People v. Pasley, 381 Ill. App. 3d 226 (2008)

March 28, 2008 · Illinois Appellate Court · No. 4—07—0945
381 Ill. App. 3d 226

In re T.P. et al., Minors (The People of the State of Illinois, Petitioner-Appellee, v. Dannelle Pasley, Respondent-Appellant).

Fourth District

No. 4—07—0945

Opinion filed March 28, 2008.

*227Daniel B. Kennedy, of Champaign, for appellant.

Julia Rietz, State’s Attorney, of Urbana (Norbert J. Goetten, Robert J. Biderman, and Salena R. Young, all of State’s Attorneys Appellate Prosecutor’s Office, of counsel), for the People.

JUSTICE KNECHT

delivered the opinion of the court:

In December 2007, the trial court found respondent mother, Dannelle Pasley, to be an unfit parent and ruled it was in the best interest of T.E, A.P, and Q.E to terminate Dannelle’s parental rights. Dannelle appeals, contending the trial court failed to consult with the minors regarding the permanency goals set for the minors as required by section 2 — 28(2) of the Juvenile Court Act of 1987 (Act) (705 ILCS 405/ 2 — 28(2) (West 2006)). We affirm.

On July 13, 2006, the State filed a three-count supplemental petition for wardship alleging T.E (born May 12, 2004), A.E (born April 14, 2005), and Q.E (born May 4, 2006) were neglected minors because (1) Dannelle abandoned them without a proper plan of care; (2) their environment was injurious to their welfare when they resided with Dannelle and Michael Pasley because their environment exposed them to substance abuse; and (3) their environment was injurious to their welfare when they resided with Dannelle and/or Michael Pasley because their environment exposed them to substance abuse. That same day, the trial court found the minors to be neglected due to all three grounds alleged. On August 9, 2006, the minors were made wards of the court and placed in the custody and guardianship of the Illinois Department of Children and Family Services.

On June 1, 2007, the State sought to terminate parental rights as to all three minors. The petition alleged Dannelle was unfit because (1) she failed to make reasonable efforts to correct the conditions that were the basis for the removal of the minors from her; (2) she failed to *228make reasonable progress toward the return of the minors within the initial nine-month period following the adjudication of neglect; and (3) she failed to maintain a reasonable degree of interest, concern, or responsibility as to the welfare of the minors.

On August 23, 2007, the trial court found Dannelle unfit on all three grounds alleged in the petition to terminate parental rights. On December 11, 2007, Dannelle’s parental rights were terminated. Following the termination of Dannelle’s parental rights, the trial court changed the permanency goal for the minors to adoption. This appeal followed. (The father’s parental rights were also terminated, but he is not a party to this appeal.)

On appeal, Dannelle contends the trial court erred when it changed the permanency goal of the minors to adoption without first consulting with the minor children as required by section 2 — 28(2) of the Act.

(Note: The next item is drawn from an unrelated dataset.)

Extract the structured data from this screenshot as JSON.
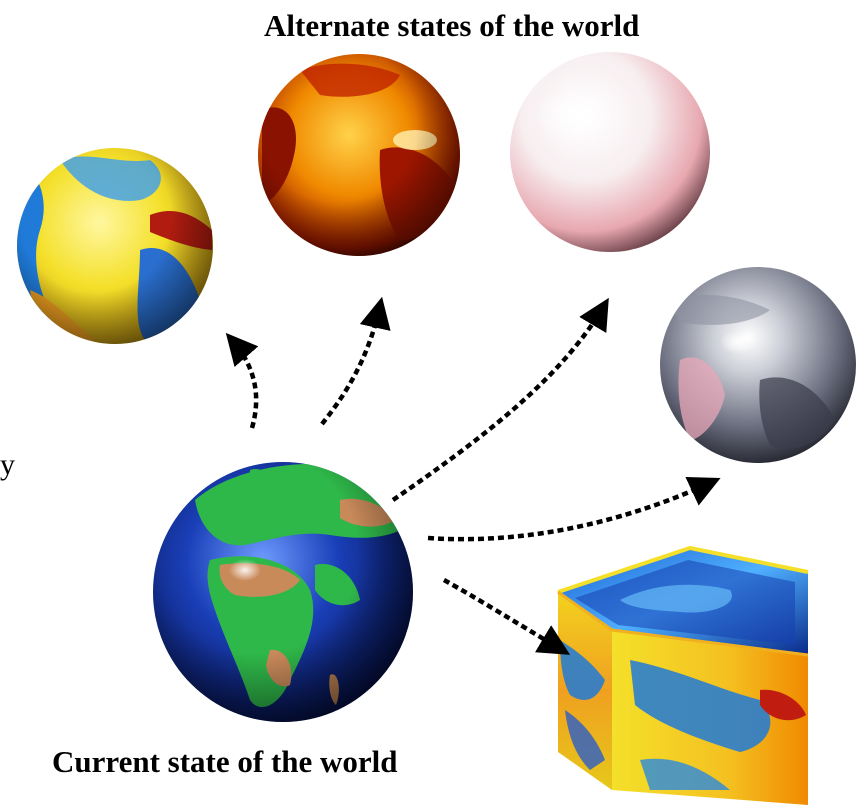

Section 2 — 28(2) covers court review of custody or guardianship placements of minors subject to the Act. At such permanency hearings, the trial court determines the future status of the minors. The Act provides, in pertinent part:

“The court shall set a permanency goal that is in the best interest of the child. In determining that goal, the court shall consult with the minor in an age-appropriate manner regarding the proposed permanency or transition plan for the minor.” Pub. Act 95 — 10, §10 (eff. June 30, 2007) (2007 Ill. Legis. Serv. 70, 81 (West)), amending 705 ILCS 405/2 — 28(2) (West 2006).

The requirement a trial court consult with a minor regarding a change in permanency status was added by amendment effective June 30, 2007.

The trial court in this case did not consult with the minor children prior to changing their permanency goal to adoption.

While section 2 — 28(2) requires consultation with the minors involved before changing their permanency status, this consultation is to be conducted in “an age-appropriate manner.” In this case, at the time of the best-interest hearing at which the trial court set a permanency goal of adoption for the children, following termination of Dannelle’s parental rights, T.E was 31h years old, A.E was 21k years old, and Q.E was IV2 years old. We are unaware of any age-appropriate consultation the trial court could have undertaken with minor children of such tender age. The failure to consult with the minors prior to changing their permanency status was not a violation of section 2 — 28(2) in this case.

It could also be argued Dannelle had no standing to assert the violation of this statute as her parental rights had already been terminated when the trial court made the change in permanency *229status without consulting the minors. We need not determine her exact interest in this case as we find no violation of the statute in question.

For the reasons stated, we affirm the trial court’s orders finding Dannelle to be an unfit parent and terminating her parental rights.

Affirmed.

APPLETON, PJ., and MYERSCOUGH, J., concur.